TranslatorSRI / Babel

Babel creates cliques of equivalent identifiers across many biomedical vocabularies.
MIT License
8 stars 2 forks source link

Replace the in-memory glomming code with DuckDB databases #291

Open gaurav opened 3 weeks ago

gaurav commented 3 weeks ago

Loading the DrugChemicalConflated synonyms into DuckDB has been very successful: DuckDB could load the 6.2G gzipped file (containing 67G uncompressed JSON) in 1019 seconds (17 mins) on our 500G Babel instance on Sterling, which it was able to store it in a 15G DuckDB file or to export them into 6.1G Cliques and 6.1G Synonyms Parquet files. I can then run queries against them in a few minutes. Note that I haven't tried this on the largest file (Protein.txt, which is 8.7G gzipped) yet, but I assume that it will take a similar amount of time.

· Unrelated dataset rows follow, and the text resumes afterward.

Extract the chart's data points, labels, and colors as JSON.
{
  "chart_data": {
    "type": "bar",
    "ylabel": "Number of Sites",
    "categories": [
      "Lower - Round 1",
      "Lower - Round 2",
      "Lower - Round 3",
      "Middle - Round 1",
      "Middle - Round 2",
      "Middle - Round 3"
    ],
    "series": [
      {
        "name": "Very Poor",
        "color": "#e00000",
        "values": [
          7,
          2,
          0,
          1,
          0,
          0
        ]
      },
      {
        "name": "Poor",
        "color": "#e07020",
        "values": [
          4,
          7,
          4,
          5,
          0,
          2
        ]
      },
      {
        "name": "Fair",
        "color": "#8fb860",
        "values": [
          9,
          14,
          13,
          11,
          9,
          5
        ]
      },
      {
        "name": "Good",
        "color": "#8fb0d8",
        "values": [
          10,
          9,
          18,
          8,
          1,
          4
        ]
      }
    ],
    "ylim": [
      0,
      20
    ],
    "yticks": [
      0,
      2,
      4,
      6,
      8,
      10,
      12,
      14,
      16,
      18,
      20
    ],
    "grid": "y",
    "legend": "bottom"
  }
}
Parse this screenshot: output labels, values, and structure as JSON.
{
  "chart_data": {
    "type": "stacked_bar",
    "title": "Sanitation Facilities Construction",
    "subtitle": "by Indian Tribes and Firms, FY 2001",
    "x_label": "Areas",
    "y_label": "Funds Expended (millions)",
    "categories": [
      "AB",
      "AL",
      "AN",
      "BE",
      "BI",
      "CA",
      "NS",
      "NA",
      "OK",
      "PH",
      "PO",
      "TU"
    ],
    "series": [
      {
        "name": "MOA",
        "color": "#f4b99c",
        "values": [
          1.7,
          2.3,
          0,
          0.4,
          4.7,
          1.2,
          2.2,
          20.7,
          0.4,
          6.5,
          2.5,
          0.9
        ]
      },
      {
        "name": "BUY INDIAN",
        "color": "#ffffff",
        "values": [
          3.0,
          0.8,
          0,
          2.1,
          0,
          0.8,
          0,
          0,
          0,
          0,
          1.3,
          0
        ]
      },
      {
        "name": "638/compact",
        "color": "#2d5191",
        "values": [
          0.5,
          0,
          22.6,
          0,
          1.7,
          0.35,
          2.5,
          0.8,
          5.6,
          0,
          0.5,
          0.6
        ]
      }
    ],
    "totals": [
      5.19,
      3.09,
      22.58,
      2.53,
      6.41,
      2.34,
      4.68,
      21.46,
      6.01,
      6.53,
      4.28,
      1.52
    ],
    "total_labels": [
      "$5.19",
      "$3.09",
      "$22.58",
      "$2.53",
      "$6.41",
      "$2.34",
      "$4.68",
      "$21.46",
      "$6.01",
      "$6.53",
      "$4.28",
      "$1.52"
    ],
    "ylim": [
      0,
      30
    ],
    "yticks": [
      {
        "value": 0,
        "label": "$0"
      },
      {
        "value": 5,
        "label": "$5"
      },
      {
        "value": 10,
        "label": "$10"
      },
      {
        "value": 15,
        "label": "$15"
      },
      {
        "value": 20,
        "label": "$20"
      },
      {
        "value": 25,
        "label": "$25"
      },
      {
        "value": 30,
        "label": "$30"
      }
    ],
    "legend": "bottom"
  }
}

We could individually index all the synonym files and use that to create some index-wide tests (#225), but since DuckDB can spill over to disk if it runs out of memory, we should maybe take this one step further and use DuckDB to replace our current in-memory cliquing and glomming process. The idea is that we would create DuckDB databases containing all the information we now create with cliques and synonyms, including possibly some provenance information on where each edge came from, assuming we can fit all that in our in-development RDBMS schema (#281). We could then export from those databases into the current compendium/synonym format.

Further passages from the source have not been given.